About 70 per cent of Vietnam’s export revenues comes from foreign-invested enterprises. Photo: Le Toan |
According to a fresh forecast from the Asian Development Bank (ADB), Vietnam’s current account balance is expected to fall into a deficit equal to 0.2 per cent of GDP this year, recovering to a 1 per cent surplus in 2021.
Previously the ADB predicted that the rate would be 2 per cent of GDP in 2020 thanks to a high trade surplus, foreign direct investment (FDI), and big remittances. However, the grave impacts of COVID-19 have prompted the bank to revise its forecast.
Vietnam’s GDP last year hit $255 billion – thus if GDP grows by 5 per cent this year, it will be $267.8 billion, and the current account deficit will be about $535.6 million, or 0.2 per cent of GDP.
Vietnam has continuously earned a current account surplus since 2011. It reached 2.9 per cent in 2017, 3 per cent in 2018, and 3 per cent last year.
Meanwhile, the World Bank also stated that Vietnam’s external position is projected to deteriorate in 2021, mainly as the result of the fall in exports of tourism services and lower FDI inflows, both results of the current pandemic.
Fitch Ratings also expected the economy’s current account to shift to a modest deficit in 2020, from a surplus of around 3 per cent in 2019, as exports, tourism, and remittances decline. However, it should return to a surplus next year as the global economy recovers.
FDI inflow and disbursement have already slowed. In the first quarter of this year newly-registered, newly-added, and stake acquisition-based capital hit $8.55 billion, down 20.9 per cent on-year, while disbursement touched $3.85 billion, down 6.6 per cent on-year.
Currently, FDI accounts for about one-fifth of Vietnam’s GDP, contributing to a quarter of tax revenues, and have created millions of direct and indirect jobs. It also represents about 70 per cent of the country’s exports, with over half of them from electronics and a quarter from Samsung Electronics Vietnam.

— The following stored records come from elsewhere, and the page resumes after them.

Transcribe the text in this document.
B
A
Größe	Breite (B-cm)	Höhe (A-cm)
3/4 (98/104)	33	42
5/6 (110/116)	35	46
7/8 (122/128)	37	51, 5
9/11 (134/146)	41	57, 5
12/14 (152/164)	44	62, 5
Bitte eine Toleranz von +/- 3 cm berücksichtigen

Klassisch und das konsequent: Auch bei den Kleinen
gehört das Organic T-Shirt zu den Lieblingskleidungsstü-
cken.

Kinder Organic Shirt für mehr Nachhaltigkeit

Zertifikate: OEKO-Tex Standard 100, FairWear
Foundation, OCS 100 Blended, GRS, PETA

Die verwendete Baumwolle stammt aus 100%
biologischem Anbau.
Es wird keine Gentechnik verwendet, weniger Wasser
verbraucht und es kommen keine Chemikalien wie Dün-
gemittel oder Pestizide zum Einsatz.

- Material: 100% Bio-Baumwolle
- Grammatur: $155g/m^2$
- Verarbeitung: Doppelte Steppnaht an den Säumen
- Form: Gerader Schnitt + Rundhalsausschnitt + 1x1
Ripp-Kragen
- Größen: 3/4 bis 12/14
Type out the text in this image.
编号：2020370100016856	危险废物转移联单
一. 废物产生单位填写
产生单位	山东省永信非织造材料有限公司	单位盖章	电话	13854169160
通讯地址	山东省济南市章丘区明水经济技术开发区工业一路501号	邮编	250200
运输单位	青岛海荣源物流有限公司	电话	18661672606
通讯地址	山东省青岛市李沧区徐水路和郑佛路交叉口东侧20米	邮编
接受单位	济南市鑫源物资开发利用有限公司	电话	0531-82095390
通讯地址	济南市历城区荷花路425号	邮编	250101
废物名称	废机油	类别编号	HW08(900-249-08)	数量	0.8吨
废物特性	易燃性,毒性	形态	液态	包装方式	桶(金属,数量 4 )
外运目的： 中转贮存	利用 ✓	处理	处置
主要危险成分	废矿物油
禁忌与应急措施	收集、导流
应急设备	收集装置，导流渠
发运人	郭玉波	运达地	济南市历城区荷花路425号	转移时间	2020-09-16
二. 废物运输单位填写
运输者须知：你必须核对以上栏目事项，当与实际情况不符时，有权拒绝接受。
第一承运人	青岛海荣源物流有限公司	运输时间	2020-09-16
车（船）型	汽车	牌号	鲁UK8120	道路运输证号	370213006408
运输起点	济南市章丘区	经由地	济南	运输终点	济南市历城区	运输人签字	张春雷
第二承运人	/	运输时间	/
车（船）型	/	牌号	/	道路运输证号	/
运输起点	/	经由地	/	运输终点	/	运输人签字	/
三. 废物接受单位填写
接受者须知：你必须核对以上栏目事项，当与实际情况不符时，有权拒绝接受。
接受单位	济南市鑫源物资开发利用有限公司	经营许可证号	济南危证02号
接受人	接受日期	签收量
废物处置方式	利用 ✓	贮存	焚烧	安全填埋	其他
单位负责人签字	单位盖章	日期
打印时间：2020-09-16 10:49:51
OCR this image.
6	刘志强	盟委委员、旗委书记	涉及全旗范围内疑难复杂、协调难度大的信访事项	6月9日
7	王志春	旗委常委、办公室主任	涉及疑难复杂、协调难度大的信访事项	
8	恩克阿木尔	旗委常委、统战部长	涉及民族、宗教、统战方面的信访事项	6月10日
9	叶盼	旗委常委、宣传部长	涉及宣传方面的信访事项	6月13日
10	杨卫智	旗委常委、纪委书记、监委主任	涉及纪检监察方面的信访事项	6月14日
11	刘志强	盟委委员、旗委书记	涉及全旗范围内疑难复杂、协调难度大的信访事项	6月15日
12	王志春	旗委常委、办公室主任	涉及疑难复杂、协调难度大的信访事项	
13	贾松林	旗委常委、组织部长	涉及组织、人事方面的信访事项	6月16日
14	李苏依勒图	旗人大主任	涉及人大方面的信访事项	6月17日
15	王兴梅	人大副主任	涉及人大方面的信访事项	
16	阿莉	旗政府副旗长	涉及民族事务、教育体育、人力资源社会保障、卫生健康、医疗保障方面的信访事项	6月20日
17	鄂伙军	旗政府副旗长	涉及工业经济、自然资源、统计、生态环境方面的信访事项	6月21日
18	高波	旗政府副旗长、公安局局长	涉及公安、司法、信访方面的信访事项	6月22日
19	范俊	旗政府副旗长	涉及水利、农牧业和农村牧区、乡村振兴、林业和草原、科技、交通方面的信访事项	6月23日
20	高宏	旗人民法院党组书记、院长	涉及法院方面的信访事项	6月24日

Meanwhile, also in the first three months of 2020, the increase of the economy’s export-import turnover declined sharply due to the pandemic’s strong expansion in Vietnam’s largest trade partners including China, South Korea, Japan, the EU, and the US. Total export turnover hit nearly $60 billion, up 0.5 per cent against the same period last year, when the on-year increase was 4.7 per cent.
Meanwhile, total import turnover sat at $56.26 billion, down 1.9 per cent against $58 billion in the corresponding period last year, when the on-year rise was 8.9 per cent.
“With the sharp contraction in global trade, export growth is therefore forecast to ease to 5.3 per cent in 2020, and import growth to 4.7 per cent,” an ADB economist told VIR. “This will also affect Vietnam’s external position this year.”
While the coronavirus maintains a global grip, the government has stopped issuing visas and imposed temporary travel bans on tourist arrivals from all countries, severely curtailing tourism. The International Air Transport Association estimates that the current extensive spread of the pandemic will cost Vietnam 23 per cent of its arriving passengers. Growth in services was halved to 3.2 per cent in the first quarter of 2020, from 6.5 per cent in the corresponding period last year.
A Ministry of Planning and Investment report showed that in the first quarter of 2020, total international tourist arrivals to Vietnam reached 3.69 million, down 18.1 per cent on-year.
A survey from the Vietnam Tourism Advisory Council also noted that COVID-19 will cause an estimated loss of between $5.9-7 billion for Vietnamese tourism over the next three months.
According to the World Bank, the country will likely see a reduction from remittances this year due to the pandemic, thereby affecting its external position.
Statistics from the bank showed that remittance inflows into Vietnam increased from $13 billion in 2015 to $16 billion in 2018, and $17 billion last year, accounting for 6.5 per cent of GDP.
“In addition to impacts on household earnings, domestic and international remittances are expected to decline as a result of the measures to contain COVID-19,” said a World Bank report recently released on East Asia and the Pacific. “Across the region, many households rely on transfers from migrant family members for their subsistence. For many of the small Pacific Islands countries, remittances represent a sizeable share of their economies; and larger countries such as China, the Philippines, and Vietnam are among the top recipients of remittances worldwide.”